Physics of the Earth and Planetary Interiors 220: 73-78
ISSN/ISBN: 0031-9201 DOI: 10.1016/j.pepi.2013.04.009 Accession: 036895521 A pair of large earthquakes ruptured within the Pacific plate below the Japan Trench about 14 s apart on December 7, 2012. The doublet began with an Mw 7.2 thrust event 50 to 70 km deep, followed by an Mw 7.1-7.2 normal-faulting event in the range 10 to 30 km deep about 27 km to the south-southwest. The deep lithosphere thrust earthquake is the largest such event to be recorded seaward of the rupture zone of the great March 11, 2011 Tohoku Mw 9.0 earthquake. It follows an extensive intraplate normal-faulting aftershock sequence since 2011 extending up to 100 km east of the trench. Many small normal faulting aftershocks of the doublet occurred along a 60 km-long trench-parallel-trend beneath the inner trench slope. The complex overlapping signals produced by the doublet present challenges for routine long-period moment tensor inversion procedures, but the inadequacy of any single point-source inversion was readily evident from comparisons of different data sets and solutions using different frequency bands. We use a two double-couple inversion of W-phase signals to quantify the doublet characteristics, along with an iterative deconvolution of P-wave signals that extracts a compatible three sub-event sequence. The occurrence of a large deep compressional event near the trench several years subsequent to a great megathrust event is similar to a sequence that occurred in the central Kuril Islands between 2006-2009, and appears to be associated with stress changes caused by the preceding interplate thrusting and intraplate normal faulting.

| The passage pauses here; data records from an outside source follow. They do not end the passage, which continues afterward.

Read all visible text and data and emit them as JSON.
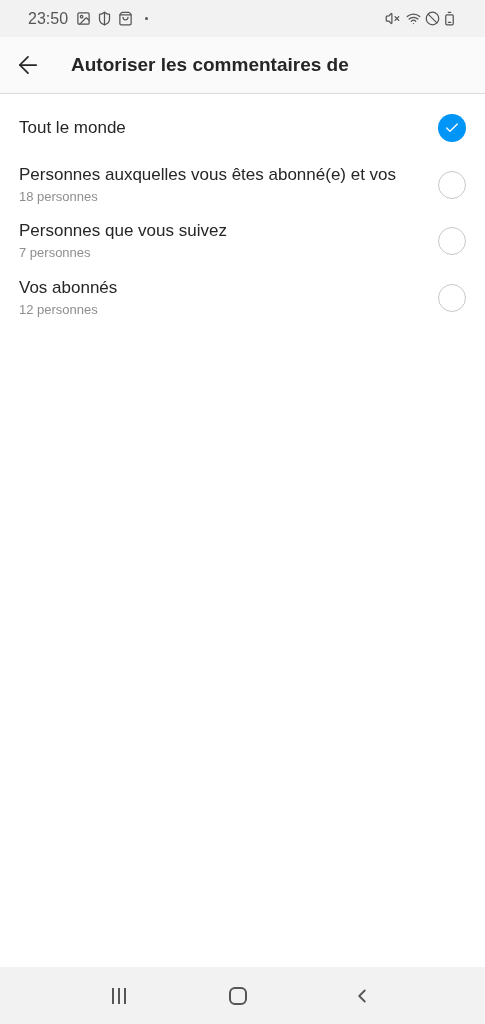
{
  "status_bar": {
    "time": "23:50"
  },
  "header": {
    "title": "Autoriser les commentaires de"
  },
  "options": [
    {
      "label": "Tout le monde",
      "selected": true
    },
    {
      "label": "Personnes auxquelles vous êtes abonné(e) et vos",
      "count": "18 personnes",
      "selected": false
    },
    {
      "label": "Personnes que vous suivez",
      "count": "7 personnes",
      "selected": false
    },
    {
      "label": "Vos abonnés",
      "count": "12 personnes",
      "selected": false
    }
  ]
}
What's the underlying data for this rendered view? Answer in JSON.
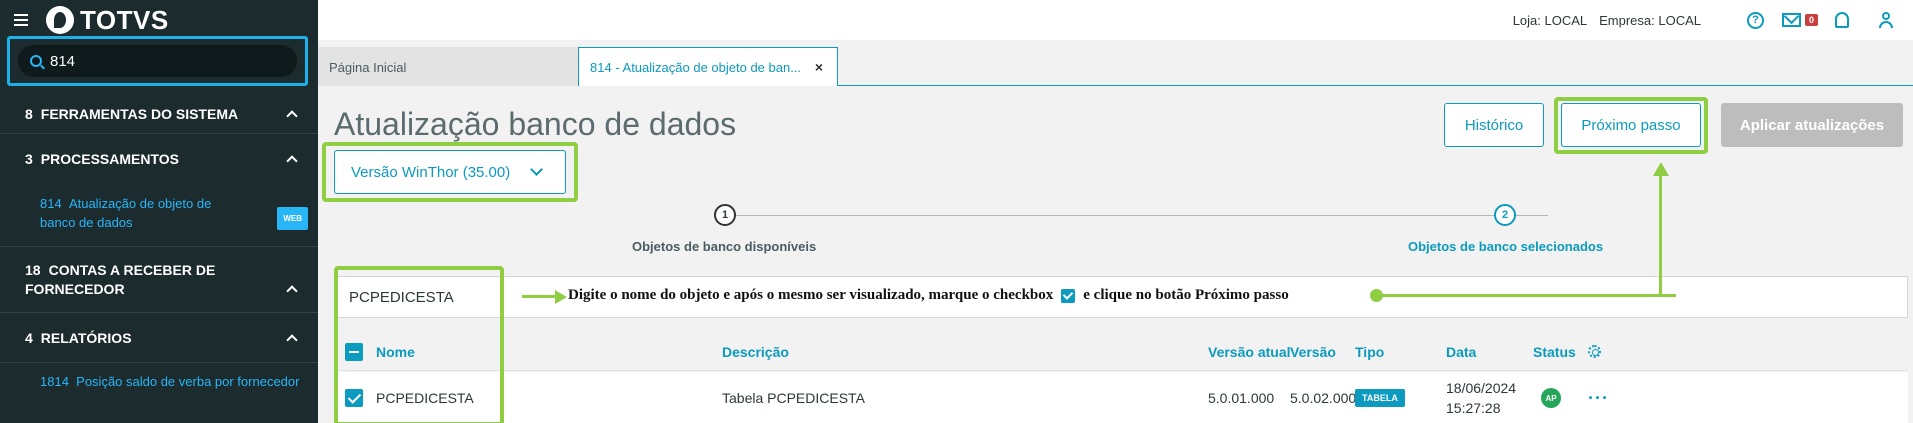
{
  "sidebar": {
    "logo_text": "TOTVS",
    "search_value": "814",
    "groups": [
      {
        "num": "8",
        "label": "FERRAMENTAS DO SISTEMA"
      },
      {
        "num": "3",
        "label": "PROCESSAMENTOS"
      },
      {
        "num": "18",
        "label": "CONTAS A RECEBER DE FORNECEDOR"
      },
      {
        "num": "4",
        "label": "RELATÓRIOS"
      }
    ],
    "sub_items": [
      {
        "num": "814",
        "label": "Atualização de objeto de banco de dados",
        "badge": "WEB"
      },
      {
        "num": "1814",
        "label": "Posição saldo de verba por fornecedor"
      }
    ]
  },
  "header": {
    "loja": "Loja: LOCAL",
    "empresa": "Empresa: LOCAL",
    "mail_count": "0",
    "help_glyph": "?"
  },
  "tabs": [
    {
      "label": "Página Inicial"
    },
    {
      "label": "814 - Atualização de objeto de ban..."
    }
  ],
  "main": {
    "title": "Atualização banco de dados",
    "buttons": {
      "historico": "Histórico",
      "proximo": "Próximo passo",
      "aplicar": "Aplicar atualizações"
    },
    "version_select": "Versão WinThor (35.00)",
    "steps": [
      {
        "num": "1",
        "label": "Objetos de banco disponíveis"
      },
      {
        "num": "2",
        "label": "Objetos de banco selecionados"
      }
    ],
    "filter_value": "PCPEDICESTA",
    "instruction_before": "Digite o nome do objeto e após o mesmo ser visualizado, marque o checkbox",
    "instruction_after": "e clique no botão Próximo passo"
  },
  "table": {
    "columns": [
      "Nome",
      "Descrição",
      "Versão atual",
      "Versão",
      "Tipo",
      "Data",
      "Status"
    ],
    "rows": [
      {
        "nome": "PCPEDICESTA",
        "descricao": "Tabela PCPEDICESTA",
        "versao_atual": "5.0.01.000",
        "versao": "5.0.02.000",
        "tipo": "TABELA",
        "data_date": "18/06/2024",
        "data_time": "15:27:28",
        "status": "AP"
      }
    ]
  },
  "colors": {
    "accent": "#0c9abe",
    "highlight": "#8fcd43",
    "sidebar": "#1c2b2e"
  }
}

Recent large deep compressional events in the Philippine Trench and northern Kermadec Trench regions may be influenced by strain accumulation on adjacent locked interplate megathrusts. Regions having more pronounced curvature of the subducting plate may have unrelaxed bending stresses, facilitating occurrence of large deep thrust faulting in advance of future megathrust failures, as was observed in 1963 in the central Kuril Islands region but not in the gently curving Pacific plate offshore of the great Tohoku event.